This 2015 Wisconsin human study found:
“Forming predictions about when a stimulus will appear can bias the phase of ongoing alpha-band oscillations toward an optimal phase for visual processing, and may thus serve as a mechanism for the top-down control of visual processing guided by temporal predictions.”
The researchers measured delta (1-4 Hz), theta (4-7 Hz), alpha (9-13 Hz), and low beta (15-20 Hz) brain waves. Their findings applied only to the alpha band in their experimental tasks, which excluded emotional content.

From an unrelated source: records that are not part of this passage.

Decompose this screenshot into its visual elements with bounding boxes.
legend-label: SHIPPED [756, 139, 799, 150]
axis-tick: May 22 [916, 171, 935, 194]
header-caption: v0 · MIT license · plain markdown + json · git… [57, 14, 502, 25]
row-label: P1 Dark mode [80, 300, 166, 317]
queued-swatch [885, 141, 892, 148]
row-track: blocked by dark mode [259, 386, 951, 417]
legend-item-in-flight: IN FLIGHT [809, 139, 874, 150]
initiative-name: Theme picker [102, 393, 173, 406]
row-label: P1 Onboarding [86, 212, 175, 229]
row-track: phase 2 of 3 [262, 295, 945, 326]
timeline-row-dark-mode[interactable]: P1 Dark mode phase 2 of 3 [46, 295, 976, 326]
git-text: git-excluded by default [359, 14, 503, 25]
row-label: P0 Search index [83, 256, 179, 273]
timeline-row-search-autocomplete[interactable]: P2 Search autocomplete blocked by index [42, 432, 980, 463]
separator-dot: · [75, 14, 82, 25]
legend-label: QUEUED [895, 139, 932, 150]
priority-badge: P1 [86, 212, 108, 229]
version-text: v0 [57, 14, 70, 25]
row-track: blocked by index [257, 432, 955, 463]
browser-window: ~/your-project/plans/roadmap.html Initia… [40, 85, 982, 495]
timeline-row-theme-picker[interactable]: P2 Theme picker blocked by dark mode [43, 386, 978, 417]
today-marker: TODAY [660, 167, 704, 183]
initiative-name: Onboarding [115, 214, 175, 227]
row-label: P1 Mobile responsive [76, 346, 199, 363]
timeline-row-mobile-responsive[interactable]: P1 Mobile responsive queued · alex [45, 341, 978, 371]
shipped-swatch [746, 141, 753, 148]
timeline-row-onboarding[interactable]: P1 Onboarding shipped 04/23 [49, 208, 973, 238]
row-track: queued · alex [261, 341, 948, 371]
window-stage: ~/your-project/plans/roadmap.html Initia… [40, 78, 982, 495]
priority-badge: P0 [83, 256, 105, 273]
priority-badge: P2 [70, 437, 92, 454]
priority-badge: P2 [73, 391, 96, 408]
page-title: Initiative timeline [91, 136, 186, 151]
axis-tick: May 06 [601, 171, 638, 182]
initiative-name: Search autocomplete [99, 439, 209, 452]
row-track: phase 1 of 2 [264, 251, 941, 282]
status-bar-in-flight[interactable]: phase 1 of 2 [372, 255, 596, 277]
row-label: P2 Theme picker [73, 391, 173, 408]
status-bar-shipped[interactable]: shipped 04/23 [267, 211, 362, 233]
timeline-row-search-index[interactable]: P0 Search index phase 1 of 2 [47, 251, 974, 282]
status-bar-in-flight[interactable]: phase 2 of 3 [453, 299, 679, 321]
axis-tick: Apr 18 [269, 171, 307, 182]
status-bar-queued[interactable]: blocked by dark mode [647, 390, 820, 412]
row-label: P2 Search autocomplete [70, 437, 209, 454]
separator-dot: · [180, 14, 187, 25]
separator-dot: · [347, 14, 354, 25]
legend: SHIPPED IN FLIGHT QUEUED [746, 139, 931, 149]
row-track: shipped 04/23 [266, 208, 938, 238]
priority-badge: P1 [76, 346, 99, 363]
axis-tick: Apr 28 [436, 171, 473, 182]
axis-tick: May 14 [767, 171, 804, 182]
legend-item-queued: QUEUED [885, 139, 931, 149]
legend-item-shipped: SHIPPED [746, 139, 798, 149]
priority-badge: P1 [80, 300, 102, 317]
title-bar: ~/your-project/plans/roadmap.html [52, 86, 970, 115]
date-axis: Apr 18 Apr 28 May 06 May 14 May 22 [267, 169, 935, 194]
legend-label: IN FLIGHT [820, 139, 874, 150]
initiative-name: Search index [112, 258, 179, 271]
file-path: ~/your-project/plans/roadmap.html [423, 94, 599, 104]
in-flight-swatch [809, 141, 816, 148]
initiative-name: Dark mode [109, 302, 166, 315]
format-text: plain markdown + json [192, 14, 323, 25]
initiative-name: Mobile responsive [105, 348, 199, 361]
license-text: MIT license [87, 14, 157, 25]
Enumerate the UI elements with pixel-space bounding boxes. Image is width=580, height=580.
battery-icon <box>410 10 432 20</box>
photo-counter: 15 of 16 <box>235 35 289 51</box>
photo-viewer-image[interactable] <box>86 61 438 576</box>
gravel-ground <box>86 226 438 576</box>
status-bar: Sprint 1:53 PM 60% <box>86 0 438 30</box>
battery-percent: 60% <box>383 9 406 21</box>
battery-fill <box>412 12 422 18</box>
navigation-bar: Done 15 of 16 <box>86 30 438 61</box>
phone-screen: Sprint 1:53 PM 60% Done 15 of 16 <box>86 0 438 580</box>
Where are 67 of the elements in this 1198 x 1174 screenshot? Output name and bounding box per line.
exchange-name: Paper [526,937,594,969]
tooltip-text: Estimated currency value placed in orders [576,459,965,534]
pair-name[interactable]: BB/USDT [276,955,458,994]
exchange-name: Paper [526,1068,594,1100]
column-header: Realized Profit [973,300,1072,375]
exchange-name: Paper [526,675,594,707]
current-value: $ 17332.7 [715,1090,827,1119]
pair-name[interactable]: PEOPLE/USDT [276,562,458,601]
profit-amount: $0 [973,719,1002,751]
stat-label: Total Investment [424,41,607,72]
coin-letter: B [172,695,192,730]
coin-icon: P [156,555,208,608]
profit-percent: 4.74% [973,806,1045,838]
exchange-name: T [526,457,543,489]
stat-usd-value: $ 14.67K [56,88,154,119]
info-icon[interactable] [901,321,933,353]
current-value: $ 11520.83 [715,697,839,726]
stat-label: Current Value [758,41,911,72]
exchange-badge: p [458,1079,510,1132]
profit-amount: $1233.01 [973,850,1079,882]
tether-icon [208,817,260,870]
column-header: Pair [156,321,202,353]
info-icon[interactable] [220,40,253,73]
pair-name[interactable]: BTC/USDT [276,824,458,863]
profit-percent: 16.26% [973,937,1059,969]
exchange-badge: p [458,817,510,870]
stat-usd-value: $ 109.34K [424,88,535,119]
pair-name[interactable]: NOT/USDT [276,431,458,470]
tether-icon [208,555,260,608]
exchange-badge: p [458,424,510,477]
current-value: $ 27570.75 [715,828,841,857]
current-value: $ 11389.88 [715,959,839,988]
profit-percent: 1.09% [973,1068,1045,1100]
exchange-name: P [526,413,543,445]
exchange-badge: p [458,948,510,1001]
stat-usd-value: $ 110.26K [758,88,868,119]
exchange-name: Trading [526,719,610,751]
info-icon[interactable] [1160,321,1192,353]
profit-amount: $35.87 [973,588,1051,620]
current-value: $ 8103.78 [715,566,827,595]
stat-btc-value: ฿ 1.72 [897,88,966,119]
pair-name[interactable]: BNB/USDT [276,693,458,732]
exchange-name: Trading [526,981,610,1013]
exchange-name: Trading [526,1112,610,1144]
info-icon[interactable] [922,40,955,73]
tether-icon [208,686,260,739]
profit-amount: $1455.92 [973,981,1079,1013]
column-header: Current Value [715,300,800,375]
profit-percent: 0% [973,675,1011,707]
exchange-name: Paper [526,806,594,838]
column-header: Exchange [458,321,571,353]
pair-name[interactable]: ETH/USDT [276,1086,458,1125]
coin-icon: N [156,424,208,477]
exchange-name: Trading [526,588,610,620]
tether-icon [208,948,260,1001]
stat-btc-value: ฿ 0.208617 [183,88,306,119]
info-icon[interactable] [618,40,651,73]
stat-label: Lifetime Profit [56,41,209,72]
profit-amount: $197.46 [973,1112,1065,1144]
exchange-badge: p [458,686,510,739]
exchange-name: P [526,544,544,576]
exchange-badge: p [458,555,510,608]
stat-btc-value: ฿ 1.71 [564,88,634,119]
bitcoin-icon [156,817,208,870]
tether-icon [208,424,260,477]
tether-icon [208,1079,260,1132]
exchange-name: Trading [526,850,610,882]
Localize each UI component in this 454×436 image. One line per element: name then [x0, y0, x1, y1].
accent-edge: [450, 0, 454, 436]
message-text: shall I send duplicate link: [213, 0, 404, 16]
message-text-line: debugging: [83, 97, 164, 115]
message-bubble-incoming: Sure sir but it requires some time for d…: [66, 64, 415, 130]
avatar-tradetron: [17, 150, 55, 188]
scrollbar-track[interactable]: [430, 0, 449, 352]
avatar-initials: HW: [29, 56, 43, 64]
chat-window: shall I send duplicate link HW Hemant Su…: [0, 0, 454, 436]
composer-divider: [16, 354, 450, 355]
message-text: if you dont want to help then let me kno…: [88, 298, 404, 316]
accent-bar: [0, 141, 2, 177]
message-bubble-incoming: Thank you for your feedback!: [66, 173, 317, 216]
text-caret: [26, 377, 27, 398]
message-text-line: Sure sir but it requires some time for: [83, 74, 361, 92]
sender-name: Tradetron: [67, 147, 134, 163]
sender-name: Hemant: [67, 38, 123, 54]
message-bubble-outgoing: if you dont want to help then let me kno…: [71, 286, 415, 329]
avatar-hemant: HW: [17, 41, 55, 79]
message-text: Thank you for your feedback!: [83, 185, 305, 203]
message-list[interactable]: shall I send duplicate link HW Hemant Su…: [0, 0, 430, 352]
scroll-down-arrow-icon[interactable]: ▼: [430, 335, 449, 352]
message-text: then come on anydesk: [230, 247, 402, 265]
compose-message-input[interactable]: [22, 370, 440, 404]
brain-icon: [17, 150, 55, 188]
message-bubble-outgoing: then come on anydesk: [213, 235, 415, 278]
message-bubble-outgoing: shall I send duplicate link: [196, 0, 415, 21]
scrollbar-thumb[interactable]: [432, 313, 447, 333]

Brain waves studies such as Are hippocampal place cells controlled by theta brain waves from grid cells? and Research that identifies the source of generating gamma brain waves established different experimental conditions that elicited brain waves in non-alpha frequency bands. Such studies may have been relevant to further explain this study’s negative findings.
Visual perception studies such as We are attuned to perceive what our brains predict will be rewarding and Our long-term memory usually selects what we pay closer visual attention to provided insight into possible causes for the observed effects. It may have provided additional findings if the researchers of this study were also interested in causal factors that affected visual processing.
Other studies on visual perception such as The amygdala is where we integrate our perception of human facial emotion provided reasons to not exclude emotional content in brain studies. The current study’s researchers claimed that they provided insights relevant to neurological disorders by stating:
“Because forming the appropriate sensory predictions can have a large impact on our visual experiences and visually guided behaviors, a mechanism thought to be disrupted in certain neurological conditions like autism and schizophrenia, an understanding of the neural basis of these predictions is critical.”
However, I didn’t see that the researchers provided such an understanding since their experimental designs excluded emotional content. I wonder what the reviewer saw that justified this Significance section statement.